この記事は日本語でもご覧頂けます。 詳細はこちら。

Lessons from using Ansible exclusively for 2 years.

ansible-automation

By Corban Raun, of Raunco
Published on the 24th March, 2015.

Today we’re really happy to be sharing an awesome guest post written by Corban Raun. Corban has been working with Ansible for ~2 years and is responsible for developing our Ansible playbook!

He’s been trying to automate systems administration since he started learning linux many years ago. If you’d like to learn more, say thanks or ask any questions you can find Corban on Twitter (@corbanraun) and on his website. So without further ado, here’s his great article about Ansible – enjoy!


As a Linux Systems Administrator, I came to a point in my career where I desperately needed a configuration management tool. I started looking at products like Puppet, Chef and SaltStack but I felt overwhelmed by the choice and wasn’t sure which tool to choose.
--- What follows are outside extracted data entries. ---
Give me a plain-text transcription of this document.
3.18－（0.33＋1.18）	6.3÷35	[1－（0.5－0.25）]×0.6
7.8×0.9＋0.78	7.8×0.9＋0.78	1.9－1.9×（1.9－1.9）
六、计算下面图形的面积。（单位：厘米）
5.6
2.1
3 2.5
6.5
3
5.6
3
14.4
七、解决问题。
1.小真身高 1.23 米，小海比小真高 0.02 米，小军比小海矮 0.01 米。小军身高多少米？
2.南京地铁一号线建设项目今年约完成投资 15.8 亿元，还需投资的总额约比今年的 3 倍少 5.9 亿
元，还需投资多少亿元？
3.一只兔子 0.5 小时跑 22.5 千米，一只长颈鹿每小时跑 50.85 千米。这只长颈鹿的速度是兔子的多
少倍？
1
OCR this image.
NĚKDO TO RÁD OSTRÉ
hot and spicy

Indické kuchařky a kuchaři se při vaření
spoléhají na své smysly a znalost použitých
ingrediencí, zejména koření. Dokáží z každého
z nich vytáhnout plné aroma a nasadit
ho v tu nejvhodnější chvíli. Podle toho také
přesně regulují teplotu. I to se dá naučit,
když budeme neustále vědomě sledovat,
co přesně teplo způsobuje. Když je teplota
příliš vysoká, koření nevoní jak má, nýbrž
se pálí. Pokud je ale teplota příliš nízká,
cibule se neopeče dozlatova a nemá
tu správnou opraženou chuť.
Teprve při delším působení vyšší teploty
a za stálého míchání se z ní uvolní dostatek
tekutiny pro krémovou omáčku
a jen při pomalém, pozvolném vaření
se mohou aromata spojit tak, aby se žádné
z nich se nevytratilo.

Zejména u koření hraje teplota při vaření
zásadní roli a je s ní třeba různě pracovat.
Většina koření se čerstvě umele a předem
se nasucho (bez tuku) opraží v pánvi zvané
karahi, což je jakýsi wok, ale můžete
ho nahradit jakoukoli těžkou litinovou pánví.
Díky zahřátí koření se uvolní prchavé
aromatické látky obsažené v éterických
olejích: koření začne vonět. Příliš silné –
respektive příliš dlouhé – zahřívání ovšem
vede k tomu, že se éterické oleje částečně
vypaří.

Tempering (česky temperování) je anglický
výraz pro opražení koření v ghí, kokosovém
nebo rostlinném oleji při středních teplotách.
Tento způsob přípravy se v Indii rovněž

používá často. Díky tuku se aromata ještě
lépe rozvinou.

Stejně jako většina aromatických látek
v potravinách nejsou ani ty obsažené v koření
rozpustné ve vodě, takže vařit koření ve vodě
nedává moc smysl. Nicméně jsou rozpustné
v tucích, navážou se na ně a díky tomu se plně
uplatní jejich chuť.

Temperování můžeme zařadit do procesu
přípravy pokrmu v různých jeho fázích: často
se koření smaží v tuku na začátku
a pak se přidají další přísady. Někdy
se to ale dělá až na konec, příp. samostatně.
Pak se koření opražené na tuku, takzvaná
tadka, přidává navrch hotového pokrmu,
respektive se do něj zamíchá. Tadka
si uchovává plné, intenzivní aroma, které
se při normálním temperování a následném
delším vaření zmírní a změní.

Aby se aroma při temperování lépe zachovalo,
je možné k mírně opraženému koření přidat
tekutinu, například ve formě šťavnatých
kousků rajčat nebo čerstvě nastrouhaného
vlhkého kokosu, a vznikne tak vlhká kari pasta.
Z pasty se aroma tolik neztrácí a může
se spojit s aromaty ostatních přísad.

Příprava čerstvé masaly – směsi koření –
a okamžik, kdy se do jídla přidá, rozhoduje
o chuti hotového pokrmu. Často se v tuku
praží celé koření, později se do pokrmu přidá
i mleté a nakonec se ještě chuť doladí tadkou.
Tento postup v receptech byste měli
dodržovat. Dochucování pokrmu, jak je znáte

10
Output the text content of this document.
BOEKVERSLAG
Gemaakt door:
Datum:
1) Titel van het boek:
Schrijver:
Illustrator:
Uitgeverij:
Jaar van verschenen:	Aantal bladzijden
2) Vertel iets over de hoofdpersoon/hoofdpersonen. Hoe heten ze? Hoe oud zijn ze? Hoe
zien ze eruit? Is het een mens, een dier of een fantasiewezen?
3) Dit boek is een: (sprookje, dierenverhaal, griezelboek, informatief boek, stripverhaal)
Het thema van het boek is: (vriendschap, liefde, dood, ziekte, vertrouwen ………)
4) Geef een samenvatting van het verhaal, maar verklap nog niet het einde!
I needed to find something that worked, worked well, and didn’t take a lot of time to learn. All of the existing tools seemed to have their own unique way of handling configuration management, with many varying pros and cons. During this time a friend and mentor suggested I look into a lesser known product called Ansible.

No looking back

I have now been using Ansible exclusively for ~2 years on a wide range of projects, platforms and application stacks including Rails, Django, and Meteor web applications; MongoDB clustering; user management; CloudStack setup; and monitoring.

I also use Ansible to provision cloud providers like Amazon, Google, and DigitalOcean; and for any task or project that requires repeatable processes and a consistent environment (which is pretty much everything).

DevOps automation ansible

Credit DevOps Reactions – Continuous delivery

Ansible vs Puppet, Chef and Saltstack

One reason I chose Ansible was due to its ability to maintain a fully immutable server architecture and design. We will get to exactly what I mean later, but it’s important to note – my goal in writing this post is not compare or contrast Ansible with other products. There are many articles available online regarding that. In fact, some of the things I love about Ansible are available in other configuration management tools.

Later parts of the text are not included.